Che cosa rappresentano per te gli aquiloni a cui fai riferimento nel tuo singolo?

Aquiloni che certo non spiccano il volo da chissà quali levature metaforico-allegoriche. Li ho impiegati per la loro immediatezza evocativa, ricchi di rimandi a quel mondo spensierato di bambini intenti a giocare con creature tanto lievi da parere quasi mantenersi in volo libere e dimentiche del filo a cui restano invece legate. Questi aquiloni, come nel caso dei tanti posti visitati nel mio peregrinare a cui facevo riferimento sopra, sono un simbolo rappresentativo ma derivato da esperienza a sé stante in una certa misura. Fungono da veicolo di concetti che non sento di desiderare legare a un’immagine fissa, e di valore per il sottoscritto, ma che piuttosto diventa tale per chi si fa portatore di questo messaggio interpretandolo tra le righe e le armonie di questo brano – che velatamente si interroga proprio sul tema della prospettiva dell’osservatore con fare quasi antropologico autoriflessivo.
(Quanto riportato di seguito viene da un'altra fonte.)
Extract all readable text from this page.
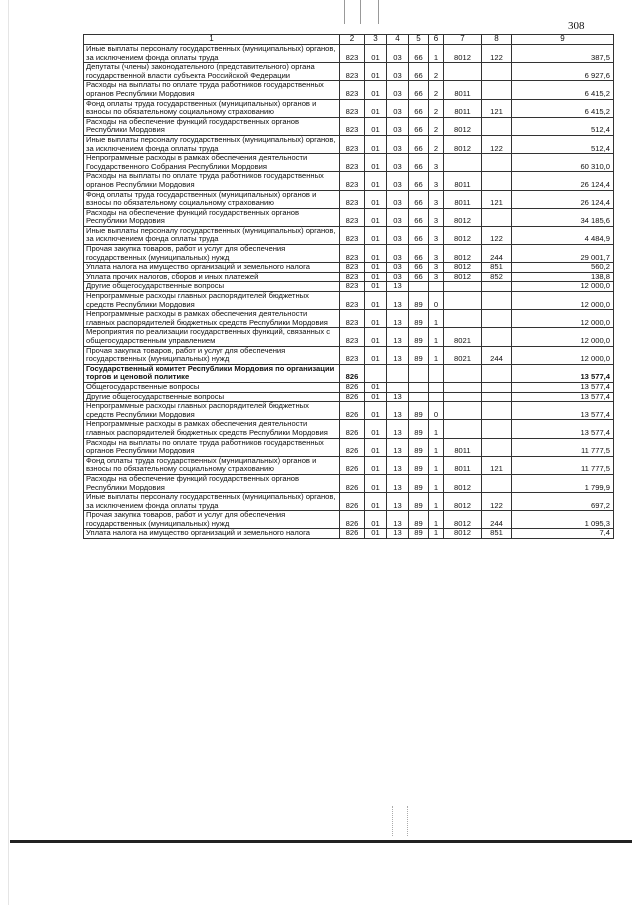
308
1	2	3	4	5	6	7	8	9
Иные выплаты персоналу государственных (муниципальных) органов, за исключением фонда оплаты труда	823	01	03	66	1	8012	122	387,5
Депутаты (члены) законодательного (представительного) органа государственной власти субъекта Российской Федерации	823	01	03	66	2			6 927,6
Расходы на выплаты по оплате труда работников государственных органов Республики Мордовия	823	01	03	66	2	8011		6 415,2
Фонд оплаты труда государственных (муниципальных) органов и взносы по обязательному социальному страхованию	823	01	03	66	2	8011	121	6 415,2
Расходы на обеспечение функций государственных органов Республики Мордовия	823	01	03	66	2	8012		512,4
Иные выплаты персоналу государственных (муниципальных) органов, за исключением фонда оплаты труда	823	01	03	66	2	8012	122	512,4
Непрограммные расходы в рамках обеспечения деятельности Государственного Собрания Республики Мордовия	823	01	03	66	3			60 310,0
Расходы на выплаты по оплате труда работников государственных органов Республики Мордовия	823	01	03	66	3	8011		26 124,4
Фонд оплаты труда государственных (муниципальных) органов и взносы по обязательному социальному страхованию	823	01	03	66	3	8011	121	26 124,4
Расходы на обеспечение функций государственных органов Республики Мордовия	823	01	03	66	3	8012		34 185,6
Иные выплаты персоналу государственных (муниципальных) органов, за исключением фонда оплаты труда	823	01	03	66	3	8012	122	4 484,9
Прочая закупка товаров, работ и услуг для обеспечения государственных (муниципальных) нужд	823	01	03	66	3	8012	244	29 001,7
Уплата налога на имущество организаций и земельного налога	823	01	03	66	3	8012	851	560,2
Уплата прочих налогов, сборов и иных платежей	823	01	03	66	3	8012	852	138,8
Другие общегосударственные вопросы	823	01	13					12 000,0
Непрограммные расходы главных распорядителей бюджетных средств Республики Мордовия	823	01	13	89	0			12 000,0
Непрограммные расходы в рамках обеспечения деятельности главных распорядителей бюджетных средств Республики Мордовия	823	01	13	89	1			12 000,0
Мероприятия по реализации государственных функций, связанных с общегосударственным управлением	823	01	13	89	1	8021		12 000,0
Прочая закупка товаров, работ и услуг для обеспечения государственных (муниципальных) нужд	823	01	13	89	1	8021	244	12 000,0
Государственный комитет Республики Мордовия по организации торгов и ценовой политике	826							13 577,4
Общегосударственные вопросы	826	01						13 577,4
Другие общегосударственные вопросы	826	01	13					13 577,4
Непрограммные расходы главных распорядителей бюджетных средств Республики Мордовия	826	01	13	89	0			13 577,4
Непрограммные расходы в рамках обеспечения деятельности главных распорядителей бюджетных средств Республики Мордовия	826	01	13	89	1			13 577,4
Расходы на выплаты по оплате труда работников государственных органов Республики Мордовия	826	01	13	89	1	8011		11 777,5
Фонд оплаты труда государственных (муниципальных) органов и взносы по обязательному социальному страхованию	826	01	13	89	1	8011	121	11 777,5
Расходы на обеспечение функций государственных органов Республики Мордовия	826	01	13	89	1	8012		1 799,9
Иные выплаты персоналу государственных (муниципальных) органов, за исключением фонда оплаты труда	826	01	13	89	1	8012	122	697,2
Прочая закупка товаров, работ и услуг для обеспечения государственных (муниципальных) нужд	826	01	13	89	1	8012	244	1 095,3
Уплата налога на имущество организаций и земельного налога	826	01	13	89	1	8012	851	7,4
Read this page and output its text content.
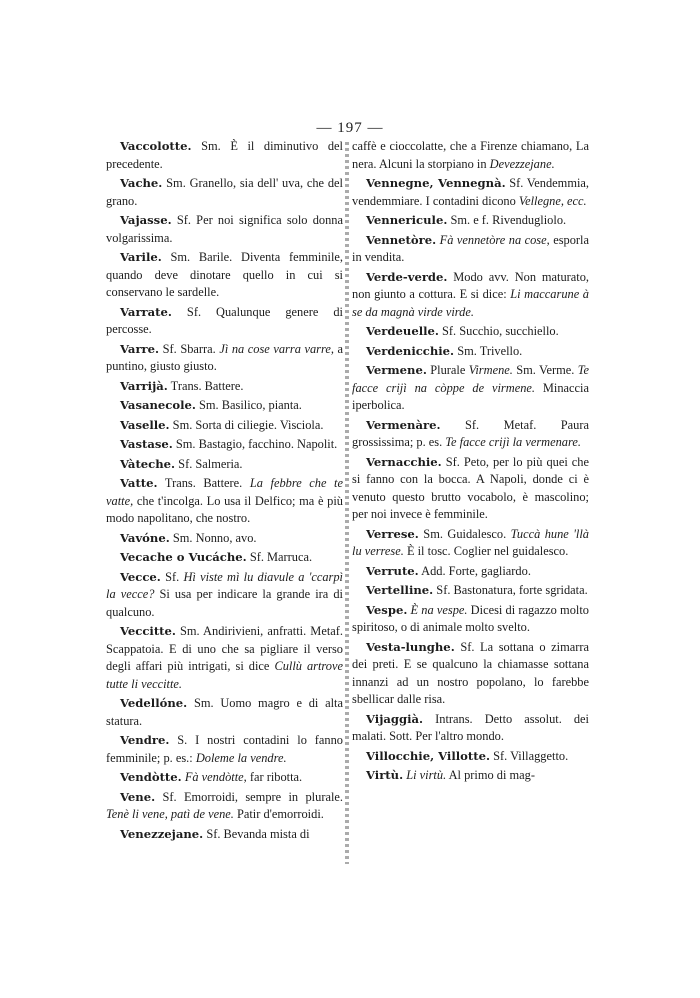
— 197 —

Vaccolotte. Sm. È il diminutivo del precedente.

Vache. Sm. Granello, sia dell' uva, che del grano.

Vajasse. Sf. Per noi significa solo donna volgarissima.

Varile. Sm. Barile. Diventa femminile, quando deve dinotare quello in cui si conservano le sardelle.

Varrate. Sf. Qualunque genere di percosse.

Varre. Sf. Sbarra. Jì na cose varra varre, a puntino, giusto giusto.

Varrijà. Trans. Battere.

Vasanecole. Sm. Basilico, pianta.

Vaselle. Sm. Sorta di ciliegie. Visciola.

Vastase. Sm. Bastagio, facchino. Napolit.

Vàteche. Sf. Salmeria.

Vatte. Trans. Battere. La febbre che te vatte, che t'incolga. Lo usa il Delfico; ma è più modo napolitano, che nostro.

Vavóne. Sm. Nonno, avo.

Vecache o Vucáche. Sf. Marruca.

Vecce. Sf. Hì viste mì lu diavule a 'ccarpì la vecce? Si usa per indicare la grande ira di qualcuno.

Veccitte. Sm. Andirivieni, anfratti. Metaf. Scappatoia. E di uno che sa pigliare il verso degli affari più intrigati, si dice Cullù artrove tutte li veccitte.

Vedellóne. Sm. Uomo magro e di alta statura.

Vendre. S. I nostri contadini lo fanno femminile; p. es.: Doleme la vendre.

Vendòtte. Fà vendòtte, far ribotta.

Vene. Sf. Emorroidi, sempre in plurale. Tenè li vene, patì de vene. Patir d'emorroidi.

Venezzejane. Sf. Bevanda mista di

caffè e cioccolatte, che a Firenze chiamano, La nera. Alcuni la storpiano in Devezzejane.

Vennegne, Vennegnà. Sf. Vendemmia, vendemmiare. I contadini dicono Vellegne, ecc.

Vennericule. Sm. e f. Rivendugliolo.

Vennetòre. Fà vennetòre na cose, esporla in vendita.

Verde-verde. Modo avv. Non maturato, non giunto a cottura. E si dice: Li maccarune à se da magnà virde virde.

Verdeuelle. Sf. Succhio, succhiello.

Verdenicchie. Sm. Trivello.

Vermene. Plurale Virmene. Sm. Verme. Te facce crijì na còppe de virmene. Minaccia iperbolica.

Vermenàre. Sf. Metaf. Paura grossissima; p. es. Te facce crijì la vermenare.

Vernacchie. Sf. Peto, per lo più quei che si fanno con la bocca. A Napoli, donde ci è venuto questo brutto vocabolo, è mascolino; per noi invece è femminile.

Verrese. Sm. Guidalesco. Tuccà hune 'llà lu verrese. È il tosc. Coglier nel guidalesco.

Verrute. Add. Forte, gagliardo.

Vertelline. Sf. Bastonatura, forte sgridata.

Vespe. È na vespe. Dicesi di ragazzo molto spiritoso, o di animale molto svelto.

Vesta-lunghe. Sf. La sottana o zimarra dei preti. E se qualcuno la chiamasse sottana innanzi ad un nostro popolano, lo farebbe sbellicar dalle risa.

Vijaggià. Intrans. Detto assolut. dei malati. Sott. Per l'altro mondo.

Villocchie, Villotte. Sf. Villaggetto.

Virtù. Li virtù. Al primo di mag-
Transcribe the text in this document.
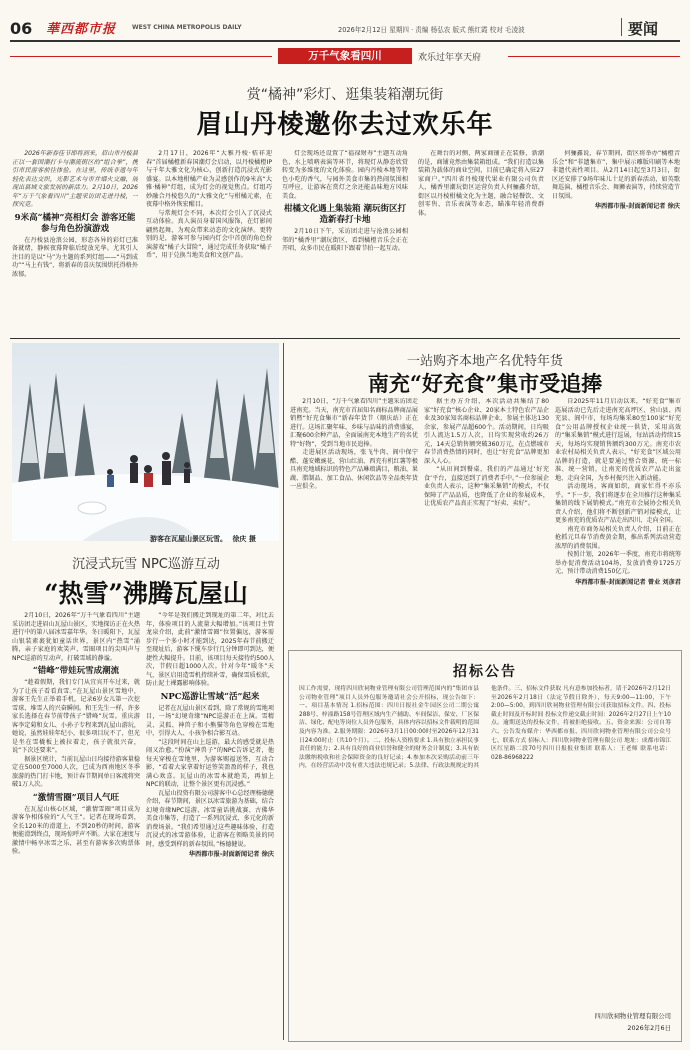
06 華西都市报	WEST CHINA METROPOLIS DAILY	2026年2月12日 星期四 · 责编 杨弘农 版式 熊红霞 校对 毛凌波	要闻
万千气象看四川	欢乐过年享天府
赏“橘神”彩灯、逛集装箱潮玩街
眉山丹棱邀你去过欢乐年

2026年新春佳节即将到来，眉山市丹棱县正以一套国潮打卡与潮流街区的“组合拳”，携引市民游客前往体验。在这里，传统非遗与年轻化表达交织，光影艺术与市井烟火交融，展现出县域文旅发展的新活力。2月10日，2026年“万千气象看四川”主题采访团走进丹棱，一探究竟。

9米高“橘神”亮相灯会 游客还能参与角色扮演游戏

在丹棱县沧浪公园，形态各异的彩灯已准备就绪，静候夜幕降临后绽放光华。尤其引人注目的是以“马”为主题的系列灯组——“马到成功”“马上有钱”，将新春的喜庆氛围烘托得格外浓郁。

2月17日，2026年“大雅丹棱·桔祥迎春”首届橘橙新春国潮灯会启动，以丹棱橘橙IP与千年大雅文化为核心，创新打造沉浸式光影盛宴。以本地柑橘产业为灵感创作的9米高“大雅·橘神”灯组，成为灯会的视觉焦点。灯组巧妙融合丹棱悠久的“大雅文化”与柑橘元素，在夜幕中格外恢宏醒目。

与常规灯会不同，本次灯会引入了沉浸式互动体验。真人演员身着国风服饰，在灯影间翩然起舞，为观众带来动态的文化演绎。更特别的是，游客可参与园内灯会中首创的角色扮演游戏“橘子大冒险”，通过完成任务获取“橘子币”，用于兑换当地美食和文创产品。

灯会现场还设置了“福禄财寿”主题互动角色，水上喷吶表演等环节，将现灯从静态欣赏转变为多维度的文化体验。园内丹棱本地等特色小吃的香气，与园外美食市集的热闹氛围相互呼应，让游客在赏灯之余还能品味地方风味美食。

柑橘文化遇上集装箱 潮玩街区打造新春打卡地

2月10日下午，采访团走进与沧浪公园相邻的“橘香里”潮玩街区，看到橘橙音乐会正在开唱，众多市民在暖阳下跟着节拍一起互动。

在舞台的对侧，两家商铺正在装修，新潮的是，商铺竟然由集装箱组成。“我们打造以集装箱为载体的商业空间，目前已确定将入驻27家商户。”四川省丹棱现代果业有限公司负责人、橘香里潮玩街区运营负责人何骊鑫介绍，街区以丹棱柑橘文化为主题，融合轻餐饮、文创零售、音乐表演等业态，瞄准年轻消费群体。

何骊鑫说，春节期间，街区将举办“橘橙音乐会”和“非遗集市”，集中展示雕版印刷等本地非遗代表性项目。从2月14日起至3月3日，街区还安排了9场年味儿十足的新春活动，如英歌舞巡演、橘橙音乐会、舞狮表演等，持续营造节日氛围。

华西都市报-封面新闻记者 徐庆
游客在瓦屋山景区玩雪。 徐庆 摄
沉浸式玩雪 NPC巡游互动
“热雪”沸腾瓦屋山

2月10日，2026年“万千气象看四川”主题采访团走进眉山瓦屋山景区，实地探访正在火热进行中的第八届冰雪嘉年华。冬日暖阳下，瓦屋山银装素裹犹如童话世界，景区内“热雪”涌腾，亲子家庭的欢笑声、雪圈项目的尖叫声与NPC巡游的互动声，打破雪域的静谧。

“错峰”带娃玩雪成潮流

“趁着假期，我们专门从宜宾开车过来，就为了让孩子看看真雪。”在瓦屋山景区雪地中，游客王先生正举着手机，记录6岁女儿第一次挖雪球、堆雪人的兴奋瞬间。和王先生一样，许多家长选择在春节前带孩子“错峰”玩雪。重庆游客李定菊和女儿、小孙子专程来到瓦屋山游玩，她说，虽然娃娃年纪小，很多项目玩不了，但光是坐在雪橇板上被拉着走，孩子就很兴奋，说“下次还要来”。

据景区统计，当前瓦屋山日均接待游客量稳定在5000至7000人次，已成为西南地区冬季旅游的热门打卡地，预计春节期间单日客流将突破1万人次。

“激情雪圈”项目人气旺

在瓦屋山核心区域，“激情雪圈”项目成为游客争相体验的“人气王”。记者在现场看到，全长120米的滑道上，不到20秒的时间，游客便能滑到终点，现场惊呼声不断。大家在速度与激情中畅享冰雪之乐，甚至有游客多次购票体验。

“今年是我们搬迁到现址的第二年，对比去年，体验项目的人流量大幅增加。”该项目主管龙泉介绍，此前“激情雪圈”位置偏远，游客需步行一个多小时才能到达，2025年春节前搬迁至现址后，游客下缆车步行几分钟即可到达，便捷性大幅提升。目前，该项目每天接待约500人次，节假日超1000人次。针对今年“暖冬”天气，景区启用造雪机持续补雪，确保雪质松软，防止泥土裸露影响体验。

NPC巡游让雪域“活”起来

记者在瓦屋山景区看到，除了常规的雪地项目，一场“幻境奇缘”NPC巡游正在上演。雪精灵、灵狐、神兽子和小熊猫等角色穿梭在雪地中，引得大人、小孩争相合影互动。

“这段时间在山上巡游，最大的感受就是热闹又治愈。”扮演“神兽子”的NPC告诉记者，他每天穿梭在雪地里，为游客赐福送签，互动合影，“看着大家拿着好运签笑盈盈的样子，我也满心欢喜。瓦屋山的冰雪本就绝美，再加上NPC的联动，让整个景区更有沉浸感。”

瓦屋山投资有限公司游客中心总经理杨德健介绍，春节期间，景区以冰雪旅游为基础，结合幻境奇缘NPC巡游、冰雪童话挑战赛、古佛华美食市集等，打造了一系列沉浸式、多元化的新消费场景。“我们希望通过这些趣味体验，打造沉浸式的冰雪游体验，让游客在领略美景的同时，感受到样的新春氛围。”杨德健说。

华西都市报-封面新闻记者 徐庆
一站购齐本地产名优特年货
南充“好充食”集市受追捧

2月10日，“万千气象看四川”主题采访团走进南充。当天，南充市首届知名商标品牌商品展销暨“好充食集市”新春年货节（顺庆站）正在进行。这场汇聚年味、乡味与品味的消费盛宴，汇聚600余种产品，全面展南充本地生产的名优特“好物”，受到当地市民追捧。

走进展区活动现场，张飞牛肉、阆中保宁醋、蓬安嫩豌花、营山红油、西充有机红薯等极具南充地域标识的特色产品琳琅满目，粮油、果蔬、腊制品、加工食品、休闲饮品等全品类年货一应俱全。

据主办方介绍，本次活动共集结了80家“好充食”核心企业、20家本土特色农产品企业及30家知名商标品牌企业，参展主体达130余家，参展产品超600个。活动期间，日均吸引人流达1.5万人次，日均实现营收约26万元，14天总销售额突破360万元，在点燃城市春节消费热情的同时，也让“好充食”品牌更加深入人心。

“从田间到餐桌，我们的产品通过‘好充食’平台，直接送到了消费者手中。”一位参展企业负责人表示，这种“集采集销”的模式，不仅保障了产品品质，也降低了企业的参展成本，让优质农产品真正实现了“好卖、卖好”。

自2025年11月启动以来，“好充食”集市巡展活动已先后走进南充高坪区、营山县、西充县、阆中市，每场均集采80至100家“好充食”公用品牌授权企业统一供货，采用高效的“集采集销”模式进行巡展，每站活动持续15天，每场均实现销售额约300万元。南充市农业农村局相关负责人表示，“好充食”区域公用品牌的打造，就是要通过整合资源、统一标准、统一营销，让南充的优质农产品走出盆地、走向全国，为乡村振兴注入新动能。

活动现场，客商如织，商家忙得不亦乐乎。“下一步，我们将逐步在全川推行这种集采集销的线下展销模式。”南充市会展协会相关负责人介绍，他们将不断创新产销对接模式，让更多南充的优质农产品走出四川、走向全国。

南充市商务局相关负责人介绍，目前正在抢抓元旦春节消费黄金期，推出系列活动营造浓厚的消费氛围。

按照计划，2026年一季度，南充市将统筹举办促消费活动104场，发放消费券1725万元，预计带动消费150亿元。

华西都市报-封面新闻记者 曾业 刘彦君
招标公告
因工作需要，现将四川欣祠物业管理有限公司管理范围内的“集团市县公司物业管理”项目人员外包服务邀请社会公开招标，现公告如下：一、项目基本情况 1.招标范围：四川日报社金牛园区公司二期公寓 288号、梓潼路158号管理区域内生产辅助、车间保洁、保安、厂区保洁、绿化、配电等岗位人员外包服务，具体内容以招标文件载明的范围及内容为准。2.服务期限：2026年3月1日00:00时至2026年12月31日24:00时止（共10个月）。二、投标人资格要求 1.具有独立承担民事责任的能力；2.具有良好的商业信誉和健全的财务会计制度；3.具有依法缴纳税收和社会保障资金的良好记录；4.参加本次采购活动前三年内，在经营活动中没有重大违法违规记录；5.法律、行政法规规定的其他条件。三、招标文件获取 凡有意参加投标者，请于2026年2月12日至2026年2月18日（法定节假日除外），每天9:00—11:00，下午2:00—5:00，到四川欣祠物业管理有限公司获取招标文件。四、投标截止时间及开标时间 投标文件递交截止时间：2026年2月27日上午10点。逾期送达的投标文件，将被拒绝接收。五、资金来源：公司自筹 六、公告发布媒介：华西都市报、四川欣祠物业管理有限公司公众号 七、联系方式 招标人：四川欣祠物业管理有限公司 地址：成都市锦江区红星路二段70号四川日报报业集团 联系人：王老师 联系电话：028-86968222
四川欣祠物业管理有限公司
2026年2月6日
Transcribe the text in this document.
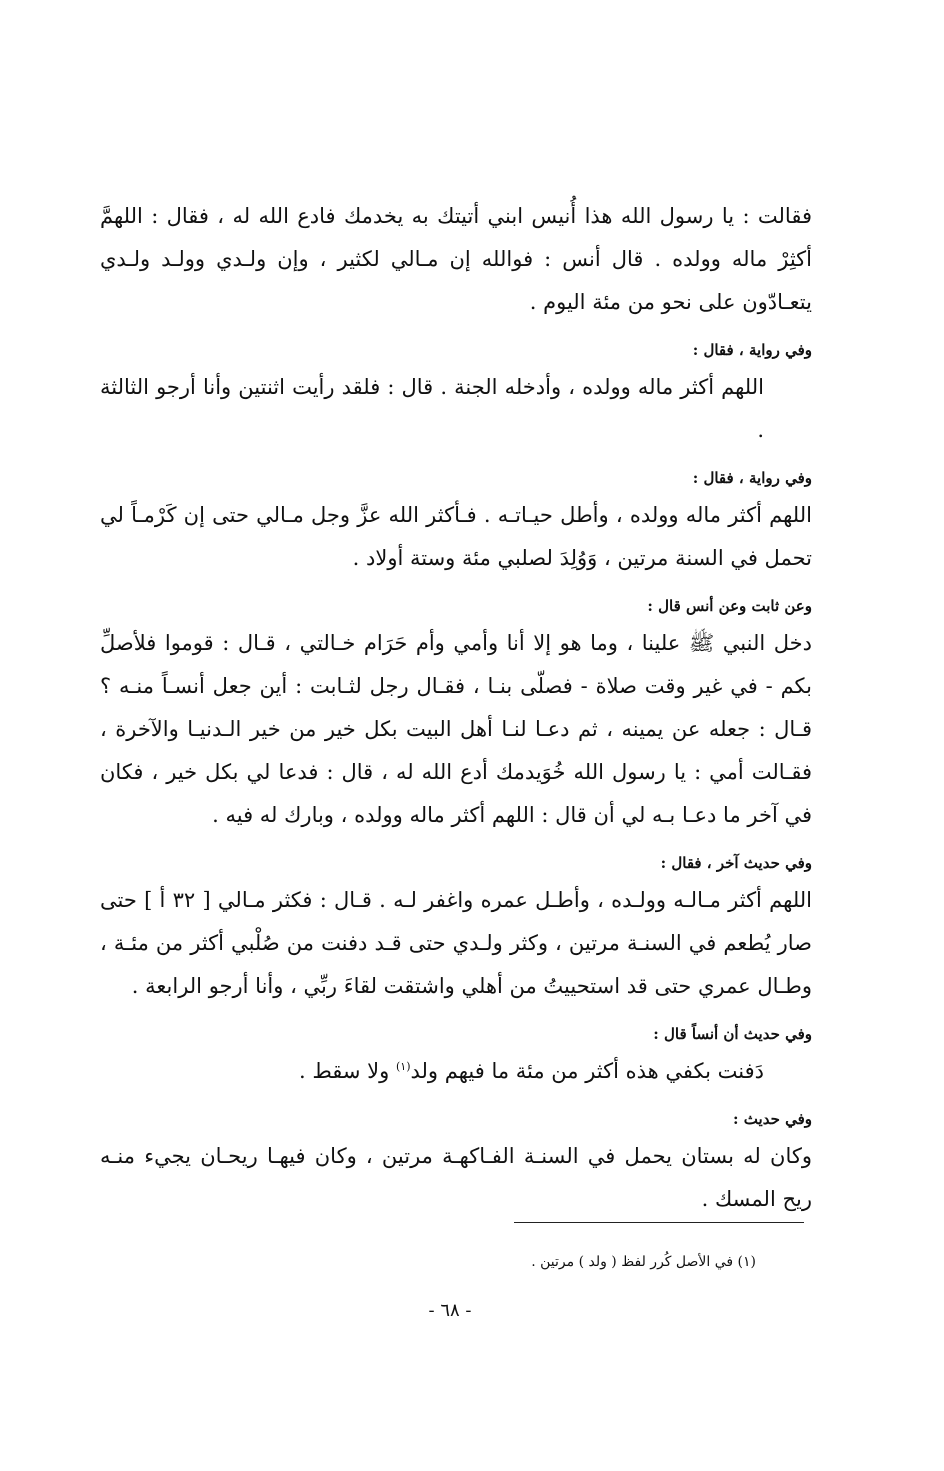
فقالت : يا رسول الله هذا أُنيس ابني أتيتك به يخدمك فادع الله له ، فقال : اللهمَّ أكثِرْ ماله وولده . قال أنس : فوالله إن مـالي لكثير ، وإن ولـدي وولـد ولـدي يتعـادّون على نحو من مئة اليوم .

وفي رواية ، فقال :

اللهم أكثر ماله وولده ، وأدخله الجنة . قال : فلقد رأيت اثنتين وأنا أرجو الثالثة .

وفي رواية ، فقال :

اللهم أكثر ماله وولده ، وأطل حيـاتـه . فـأكثر الله عزَّ وجل مـالي حتى إن كَرْمـاً لي تحمل في السنة مرتين ، وَوُلِدَ لصلبي مئة وستة أولاد .

وعن ثابت وعن أنس قال :

دخل النبي ﷺ علينا ، وما هو إلا أنا وأمي وأم حَرَام خـالتي ، قـال : قوموا فلأصلِّ بكم - في غير وقت صلاة - فصلّى بنـا ، فقـال رجل لثـابت : أين جعل أنسـاً منـه ؟ قـال : جعله عن يمينه ، ثم دعـا لنـا أهل البيت بكل خير من خير الـدنيـا والآخرة ، فقـالت أمي : يا رسول الله خُوَيدمك أدع الله له ، قال : فدعا لي بكل خير ، فكان في آخر ما دعـا بـه لي أن قال : اللهم أكثر ماله وولده ، وبارك له فيه .

وفي حديث آخر ، فقال :

اللهم أكثر مـالـه وولـده ، وأطـل عمره واغفر لـه . قـال : فكثر مـالي [ ٣٢ أ ] حتى صار يُطعم في السنـة مرتين ، وكثر ولـدي حتى قـد دفنت من صُلْبي أكثر من مئـة ، وطـال عمري حتى قد استحييتُ من أهلي واشتقت لقاءَ ربِّي ، وأنا أرجو الرابعة .

وفي حديث أن أنساً قال :

دَفنت بكفي هذه أكثر من مئة ما فيهم ولد$^{(١)}$ ولا سقط .

وفي حديث :

وكان له بستان يحمل في السنـة الفـاكهـة مرتين ، وكان فيهـا ريحـان يجيء منـه ريح المسك .

(١) في الأصل كُرر لفظ ( ولد ) مرتين .
- ٦٨ -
Gli aquiloni hanno sì una bell’immagine, tuttavia, a cui mi fai pensare ora: volando ci incantano sempre nelle loro evoluzioni, ricordandoci appunto che la magia sta anche nell’occhio di chi guarda.

 

Prossimi progetti dell’anno?

Onde evitare di mordermi la lingua (o le dita) se dovessi ricapitare su questa pagina e leggere quanto mi ero prospettato mi limito all’impegno volto ad una dignitosa distribuzione del resto dell’album entro l’autunno e ad elaborare del nuovo mano a mano che ne insorga l’urgenza.